I had my HEC Paris MiM interview at the end of 2017 and it ran about forty minutes over video call with an admissions committee member based in Paris. I went in expecting a friendly conversation. What I got was a closer cousin to a job interview, with pointed follow-ups that tested whether I actually knew what I’d written in my essays. Years later, I still remember most of the questions because the format was so distinctive. Here is what the interview is actually like, what the team is testing, and how I would prep someone today.
The admissions timeline
HEC Paris MiM admissions run in three rounds. The interview happens about a month after your application deadline: admissibility decision three to four weeks after submission, interview a week or two after that, final decision one to two weeks after the interview. Internationals get video interviews. Parisians sometimes get in-person.
If you didn’t get an interview, that’s the end of the road for that round. The interview is the final filter.
What the interview is actually for
The whole point is to test the gap between what you wrote and who you actually are. The team is checking three things. Coherence: does the story in your essays match the person they’re talking to? Articulation: can you explain your goals in plain language under mild pressure? Cultural fit: are you curious, engaged, and someone who will contribute?
The interview is not a knowledge test. They are checking who you are.
The four core questions
Almost every HEC interview hits some version of these four.
Why HEC?
The most important question. The wrong answer is anything about ranking. The right answer is specific. What about HEC’s curriculum, location, alumni, or culture genuinely fits your goals?
When they asked me, I said I wanted marketing and had attended the HEC summer school the year before. I knew the campus, the professors, the alumni network in luxury. I felt at home. The answer carried weight because it came from direct experience, not a brochure.
If you haven’t been to campus, build your answer around specifics you can defend: the Yale SOM double degree, the M2 in International Finance ranked first by the Financial Times, the dense concentration of HEC alumni at L’Oreal or LVMH.
Why this program?
Why a MiM rather than a specialised MSc or an MBA later? My answer was that I needed the M1 foundation, the gap year for internships, and the M2 specialisation. The two-year structure mattered. A ten-month MSc was too short to integrate into France. I’ve written about the MiM vs MBA decision elsewhere.
Why France?
The third pillar. Most candidates fumble it because they haven’t thought explicitly. My answer was that I’d visited France twice and Europe several times. I was interested in Europe’s culture and quality of life. I saw a long-term career path in Paris, not just a degree. I was already learning French. The wrong answer is “France is a top country for business.” The right answer is personal.
What are your career goals?
Answer this in three to four sentences without hesitation. Short-term: marketing role in Paris, luxury or beauty. Medium-term: brand management at a major house, digital marketing expertise. Long-term: a consultancy or in-house leadership role in European beauty. Specific industries, specific roles, specific geographies.

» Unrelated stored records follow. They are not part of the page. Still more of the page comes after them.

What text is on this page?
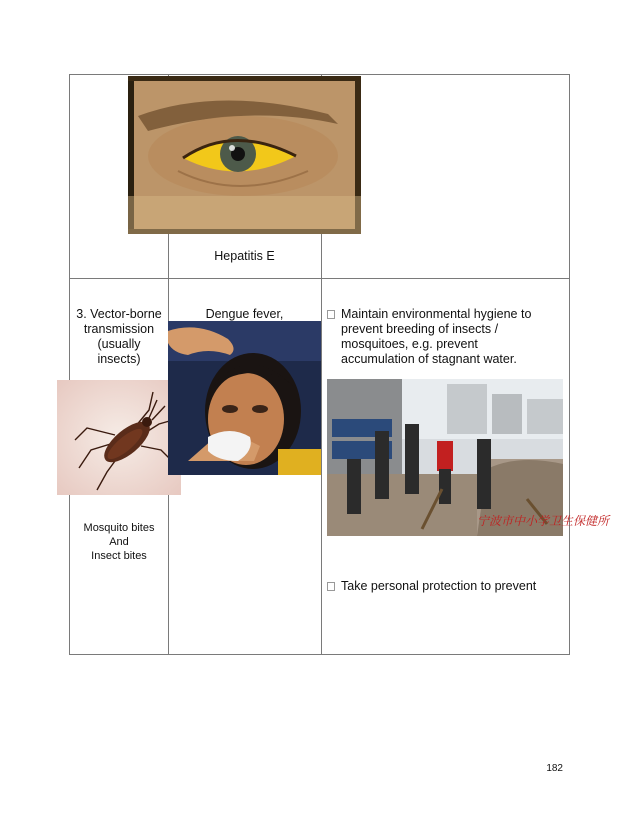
Hepatitis E
3. Vector-borne
transmission
(usually
insects)
Mosquito bites
And
Insect bites
Dengue fever,	Maintain environmental hygiene to
prevent breeding of insects /
mosquitoes, e.g. prevent
accumulation of stagnant water.
宁波市中小学卫生保健所
Take personal protection to prevent
182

The follow-up that decides the interview
After the core questions, the team picks one thing you said and goes deep. This is where most candidates fall.
When I mentioned luxury, the interviewer spent ten minutes on it. What is luxury? Give me a brand doing digital and luxury well. What do you think of Rimowa’s new electronic luggage tag? What’s the difference between aspirational and accessible luxury?
I’d been reading about luxury for two years. I had opinions. I talked about Hermes’ Instagram strategy, Rimowa’s smart tag, and what LVMH could do with Tiffany post-acquisition. If I’d been padding the application with claimed interests, this section would have collapsed.
Everything you mention in your essays needs to survive a ten-minute deep-dive. Re-read your HEC essays before the interview. If anything cannot survive a real probe, prepare a better version of it.
The unexpected question
There is usually one question that comes out of left field. Mine was: “Which sport would you want to pick up at HEC?”
I genuinely had not thought about it. I said horse riding, mostly because I’d never done it and was curious. I ended up taking golf when I got there, but the answer I gave was confident and specific. That was the point.
The unexpected question is not testing the answer. It is testing whether you can think on your feet without freezing. Give a confident answer with a small reason. Avoid “umm, I don’t know, maybe basketball?” Pick something and own it.
How to prep
Two weeks of focused prep is enough.
Week one. Reread your essays. Build a list of every specific claim you made: companies, books, projects, interests. For each, write a brief you could speak from for five minutes.
Week two. Do two mock interviews. One with an alum from HEC or a similar school to test substance. One with a friend who knows nothing about MiM admissions to test clarity. Record. Watch. Cringe. Fix.
The day before, sleep well. Wear something professional. Read a newspaper that morning to feel current.
After the interview
You’ll hear back in one to two weeks. The essays got you to the door. The interview opens it.